Despite an overall net loss, Kohl’s Corp.’s sales and earnings exceeded expectations in a significantly improved third quarter, the retailing giant reported Tuesday.
In a Nutshell: Like many other retailers, Kohl’s e-commerce sales—up 25 percent over last year and representing 32 percent of its total sales in Q3—continued to play a major role in lifting the company in the period.
Physical stores supported much of this growth, fulfilling nearly 40 percent of digital sales. Looking ahead to the holiday season, the retailer said it is more than doubling the number of stores carrying incremental inventory to fulfill orders originating online.
Kohl’s active category—with sales nearly doubled since 2013 to 20 percent of its business—also continued to perform well in the third quarter.
Since 2013, sales in Kohl’s active category have nearly doubled to 20 percent of its business. Speaking with investors Tuesday, CEO Michelle Gass indicated the company has no plans to stop there, saying it plans to grow the category to at least 30 percent of its business in the future.
“Our insights show that more people are focusing on health and wellness, whether it’s working out or spending time outdoors,” Gass said. “In addition, their active and athleisure wardrobe is expanding into many new occasions and we expect this trend to continue.”
To further ramp up the category, Gass said the company plans to increase the retail store space dedicated to active goods by nearly 20 percent. “The outperformance of our existing 160 active expansion stores gives us confidence that as we grow space across the fleet, we will drive incremental sales and productivity,” she noted.
In addition to launching its own athleisure private brand FLX, Gass said Kohl’s is looking to expand its offerings from brands like Champion—which grew 95 percent in the third quarter, she said—and Columbia. It’s also looking to shift its planograms to highlight athleisure assortments, “increasing our space dedicated to Active in our stores by nearly 20 percent,” Gass said. “The outperformance of our existing 160 active expansion stores gives us confidence that as we grow space across the fleet, we will drive incremental sales and productivity.”
Active isn’t Kohl’s only apparel opportunity, however. “Consistent with where customer trends are going, we are leaning into categories like athleisure, lounge and sleepwear and intimates, which performed very well in Q3,” said Gass, noting that Nine West also showed “strong growth” in the quarter.
The retailer continues to seek new ways to serve shoppers. Not only is it expanding the Curated by Kohl’s platform to 300 stores this holiday, Gass said, but it’s also piloting 50 Wellness Market concepts in stores and online.

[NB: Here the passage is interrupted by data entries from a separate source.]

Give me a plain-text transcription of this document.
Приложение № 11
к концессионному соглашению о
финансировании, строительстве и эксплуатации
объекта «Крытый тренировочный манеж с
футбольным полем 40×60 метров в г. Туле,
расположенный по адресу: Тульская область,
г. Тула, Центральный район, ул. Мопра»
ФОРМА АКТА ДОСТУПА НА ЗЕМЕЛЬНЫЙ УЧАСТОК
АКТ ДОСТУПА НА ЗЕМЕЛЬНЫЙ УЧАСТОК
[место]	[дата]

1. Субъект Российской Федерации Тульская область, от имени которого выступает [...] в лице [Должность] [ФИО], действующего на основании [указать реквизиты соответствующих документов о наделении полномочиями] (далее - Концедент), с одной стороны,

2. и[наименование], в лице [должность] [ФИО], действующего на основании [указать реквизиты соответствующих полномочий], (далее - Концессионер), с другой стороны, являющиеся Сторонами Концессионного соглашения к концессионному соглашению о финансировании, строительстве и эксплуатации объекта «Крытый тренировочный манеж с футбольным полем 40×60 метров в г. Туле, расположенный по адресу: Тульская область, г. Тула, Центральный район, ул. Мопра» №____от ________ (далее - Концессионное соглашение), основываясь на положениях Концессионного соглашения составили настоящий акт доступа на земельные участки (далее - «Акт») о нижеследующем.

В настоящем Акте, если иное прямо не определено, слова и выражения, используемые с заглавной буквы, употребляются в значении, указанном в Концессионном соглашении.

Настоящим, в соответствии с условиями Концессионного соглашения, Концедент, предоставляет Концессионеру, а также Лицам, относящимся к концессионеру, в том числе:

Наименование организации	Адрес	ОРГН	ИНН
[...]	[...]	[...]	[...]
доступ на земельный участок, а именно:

According to Kohl’s chief financial officer Jill Timm, the retailer ended the quarter with more than $1.9 billion of cash and cash equivalents, a $1.4 billion increase from last year. Year-to-date, she said it has generated positive operating cash flow of $910 million, including $606 million in the third quarter, driven by its actions to reduce both inventory—down 26 percent from last year—and expenses.
Net Sales: For the quarter ended Oct. 31, Kohl’s total revenue fell 14 percent from $4.6 billion to $4.0 billion. While a decrease from last year, it marked a significant sequential improvement from the second quarter, the company said. Looking at the first nine months of 2020, total revenue at Kohl’s dropped 25.3 percent compared to the same period last year from $13.1 billion to $9.8 billion.
Net sales in the third quarter declined 13 percent, from $4.4 billion at the close of Q3 last year to $3.8 billion for the three months ended Oct. 31.
Kohl’s gross margin came in at 35.8 percent, just 48 basis points below last year’s 36.3 percent. For the first nine months of the year, by comparison, the retailer’s gross margin is down 680 basis points to 30.5 percent, compared to 37.3 percent during the same period last year.
Earnings: Compared to a net income of $123 million in the third quarter of 2019, Kohl’s reported a net loss of $12 million. The loss still represents an improvement over what the company saw earlier this year. Looking at 2020’s first nine months all together, the retailer has experienced a net loss of $506 million, compared to a net income of $426 million over the same period in 2019.
Per share, Kohl’s posted a $0.08 loss in Q3, compared to $0.79 earnings per share in Q3 2019. Adjusted diluted EPS fell 99 percent from $0.74 to $0.01.
Kohl’s adjusted earnings before interest, taxes, depreciation and amortization stood at $253 million in Q3.
CEO’s Take: “The ongoing disruption in the retail industry presents significant market share opportunities and we are aggressively taking advantage of that,” Gass said. “We began to redeploy our competitive store closure strategies during Q3 and we are pleased with the initial traction we are seeing. We’ve said this before, but it’s worth saying again, Kohl’s is a well-disciplined operator with a strong foundation. We have a new strategic framework in place that will enable an even more compelling customer proposition and we are working hard to create significant long-term shareholder value.”